Flying Whales
Collaborative Filtering
TOC
Introduction
Collaborative filtering is a technique that is mainly used in recommendation system to suggest user’s preferences by collecting data from a similar group of users. It assumes that if those people have similar preference and decisions in the past, so will they in the near future. So the prediction can be used as recommendation for the user on the products. Use case: Amazon develops item-to-item collaborative filtering in their recommendation system.
Memory based
The memory based technique is to find users or items similar to the current user in the database and calculate the new rating based in the ratings of similar users or items found.
User based
Let’s start with a user-item rating matrix. We have the colums to be users and rows to be items. For large companies such as Netflix, Amazon, etc, the matrix can be quite large with millions of users and items. And the preference of a user over items can be obtained implicitly such as when a user watch a movie, it is assumed that she likes it. Or when she visits the item multiple times and for long, it can also be graded that she likes it. One issue with this utility matrix is that the company might not be able to obtain all ratings to fill in this matrix since each user might rate a few items only. So the matrix is quite sparse. There are several options to fill in those missing values. First is to place 0 for all the missing values. This is not a good choice since 0 means the lowest rating possible. A better option is to replace N/A with the average. For example, if the lowest is 0 and highest possible is 5, we can use 2.5. However, this has some issue with different kind of users. For example, an easy reviewer might rate 5 stars for a likeable move and for movies she doesn’t like, she rate 3. If we replace her N/A with 2.5, all those movies mean bad movies for her. But for a difficult reviewer, she might only give 3 stars for movies she really likes and 1 star for movies she doesn’t like. If we replace all her N/A with 2.5, we are assuming that she likes all the rest. A more reasonale option is to use a different average which is the average of all the ratings she has done. This alleviates the problem of easy and difficult user mentioned above. After filling those numbers in, we can normalize the matrix by substrating each user’s rating column by their own average. This effectively set all the missing values to 0. Then 0 would be the neutral value and a positive value would mean that that user likes that movie. Likewise, a negative value means that the user doesn’t like that movie. Doing that would make the matrix being stored more efficiently. And since sparse matrices can fit better into memory, it is also better for when we do the calculation.

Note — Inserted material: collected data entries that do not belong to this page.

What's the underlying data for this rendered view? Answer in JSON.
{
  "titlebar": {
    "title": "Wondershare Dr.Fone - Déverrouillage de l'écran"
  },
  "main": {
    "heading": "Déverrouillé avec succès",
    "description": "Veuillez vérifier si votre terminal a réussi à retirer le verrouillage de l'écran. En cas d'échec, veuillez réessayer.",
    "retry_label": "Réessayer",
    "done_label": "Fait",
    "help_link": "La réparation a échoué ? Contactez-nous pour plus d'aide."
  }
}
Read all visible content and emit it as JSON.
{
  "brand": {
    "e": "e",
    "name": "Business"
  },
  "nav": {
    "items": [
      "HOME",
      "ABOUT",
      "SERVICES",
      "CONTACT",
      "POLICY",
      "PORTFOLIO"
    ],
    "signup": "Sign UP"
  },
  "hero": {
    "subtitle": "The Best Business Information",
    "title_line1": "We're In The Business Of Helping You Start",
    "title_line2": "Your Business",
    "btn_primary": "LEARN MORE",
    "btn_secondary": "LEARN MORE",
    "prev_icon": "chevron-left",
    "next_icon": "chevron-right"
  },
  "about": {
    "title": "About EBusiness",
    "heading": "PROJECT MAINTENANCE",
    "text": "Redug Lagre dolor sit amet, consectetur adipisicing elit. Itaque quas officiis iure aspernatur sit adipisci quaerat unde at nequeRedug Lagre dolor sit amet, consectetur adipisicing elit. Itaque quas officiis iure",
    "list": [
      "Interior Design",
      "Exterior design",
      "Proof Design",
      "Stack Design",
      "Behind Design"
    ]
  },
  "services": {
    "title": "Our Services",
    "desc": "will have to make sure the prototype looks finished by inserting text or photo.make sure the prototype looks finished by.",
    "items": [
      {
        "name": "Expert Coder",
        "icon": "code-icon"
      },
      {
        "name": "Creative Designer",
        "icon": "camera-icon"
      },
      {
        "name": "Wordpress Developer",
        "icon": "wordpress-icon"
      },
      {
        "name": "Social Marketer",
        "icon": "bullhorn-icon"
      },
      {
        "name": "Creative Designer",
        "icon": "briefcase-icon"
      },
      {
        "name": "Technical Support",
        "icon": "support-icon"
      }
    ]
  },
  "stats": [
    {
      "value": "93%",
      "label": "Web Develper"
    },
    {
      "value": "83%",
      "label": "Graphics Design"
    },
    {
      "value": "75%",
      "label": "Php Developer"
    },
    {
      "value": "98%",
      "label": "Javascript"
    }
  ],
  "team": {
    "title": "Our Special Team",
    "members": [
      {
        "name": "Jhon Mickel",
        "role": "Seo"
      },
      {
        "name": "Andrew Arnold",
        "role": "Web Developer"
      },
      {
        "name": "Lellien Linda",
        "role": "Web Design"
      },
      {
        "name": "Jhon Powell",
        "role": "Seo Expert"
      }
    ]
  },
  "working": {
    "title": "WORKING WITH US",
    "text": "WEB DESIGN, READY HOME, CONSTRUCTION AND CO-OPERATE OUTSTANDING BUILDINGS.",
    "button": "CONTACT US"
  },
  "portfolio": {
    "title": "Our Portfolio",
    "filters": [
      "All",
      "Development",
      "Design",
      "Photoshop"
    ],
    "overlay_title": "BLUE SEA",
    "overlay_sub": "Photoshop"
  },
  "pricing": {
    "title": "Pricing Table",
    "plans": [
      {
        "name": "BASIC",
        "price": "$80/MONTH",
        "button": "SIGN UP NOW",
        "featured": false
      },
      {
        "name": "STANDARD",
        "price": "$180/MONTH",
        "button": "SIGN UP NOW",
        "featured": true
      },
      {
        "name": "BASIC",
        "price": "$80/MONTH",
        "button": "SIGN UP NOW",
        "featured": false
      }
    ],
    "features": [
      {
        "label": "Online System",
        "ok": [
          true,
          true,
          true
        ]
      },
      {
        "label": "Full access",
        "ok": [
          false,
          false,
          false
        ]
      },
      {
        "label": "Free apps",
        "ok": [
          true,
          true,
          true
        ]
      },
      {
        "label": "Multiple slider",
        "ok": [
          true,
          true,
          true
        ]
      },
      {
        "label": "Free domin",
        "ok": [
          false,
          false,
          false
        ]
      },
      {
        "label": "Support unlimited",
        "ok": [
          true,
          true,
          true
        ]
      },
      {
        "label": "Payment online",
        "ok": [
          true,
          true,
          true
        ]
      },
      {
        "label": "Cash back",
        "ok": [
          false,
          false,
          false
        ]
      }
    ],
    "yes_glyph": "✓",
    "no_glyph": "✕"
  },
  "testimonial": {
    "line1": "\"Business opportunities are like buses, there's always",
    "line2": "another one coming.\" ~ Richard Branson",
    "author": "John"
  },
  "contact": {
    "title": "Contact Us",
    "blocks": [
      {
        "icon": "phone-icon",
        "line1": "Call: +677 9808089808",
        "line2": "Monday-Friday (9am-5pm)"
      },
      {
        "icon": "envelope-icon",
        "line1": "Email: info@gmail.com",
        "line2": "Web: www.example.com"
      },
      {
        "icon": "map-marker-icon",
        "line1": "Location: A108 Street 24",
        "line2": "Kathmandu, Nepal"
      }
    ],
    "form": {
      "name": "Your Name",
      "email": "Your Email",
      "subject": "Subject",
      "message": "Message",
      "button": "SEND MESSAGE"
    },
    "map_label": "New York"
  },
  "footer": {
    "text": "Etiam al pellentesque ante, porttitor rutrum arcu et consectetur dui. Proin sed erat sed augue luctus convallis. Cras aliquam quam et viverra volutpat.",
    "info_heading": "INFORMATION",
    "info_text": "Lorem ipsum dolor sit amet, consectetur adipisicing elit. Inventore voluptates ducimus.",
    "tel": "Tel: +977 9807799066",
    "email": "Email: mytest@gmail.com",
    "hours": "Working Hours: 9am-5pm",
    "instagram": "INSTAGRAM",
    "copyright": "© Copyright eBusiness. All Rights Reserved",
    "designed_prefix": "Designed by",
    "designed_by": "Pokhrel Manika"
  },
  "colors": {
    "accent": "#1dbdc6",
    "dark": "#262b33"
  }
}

The next step is to calculate similarity. We can use Euclidean distance or cosine similarity method.
Euclidean distance
The Euclidean distance between two points in the Euclidean space is the length of the line segment between the two. It is also called the Euclidean norm of the two vector difference:
\[d(x,y) = \mid\mid p - q \mid\mid = \sqrt{(p_1 - q_1)^2 + (p_2 - q_2)^2}\]
Image: Euclidean distance between two datapoints
import numpy as np
p1 = np.array([0,1,5,3,2,4])
p2 = np.array([1,3,5,4,1,2])
distance = np.linalg.norm(p1 - p2)
print(distance)
3.3166247903554
Cosine similarity
Cosine similarity method is to calculate the cosine of the angle between two vectors formed by the two datapoints: \(cos(u_1, u_2) = \frac{u_1^T u_2}{\mid \mid u_1 \mid\mid_2 . \mid\mid u_2\mid\mid_2}\). With \(u_1, u_2\) being normalized vectors. The value of the similarity would conveniently be between -1 and 1. A value of 1 means perfectly similar (the angle between these two vectors is 0). A value of -1 means perfectly dissimilar (the two vectors are on opposite directions). This means that when the behavior of the two users are opposite, they are not similar.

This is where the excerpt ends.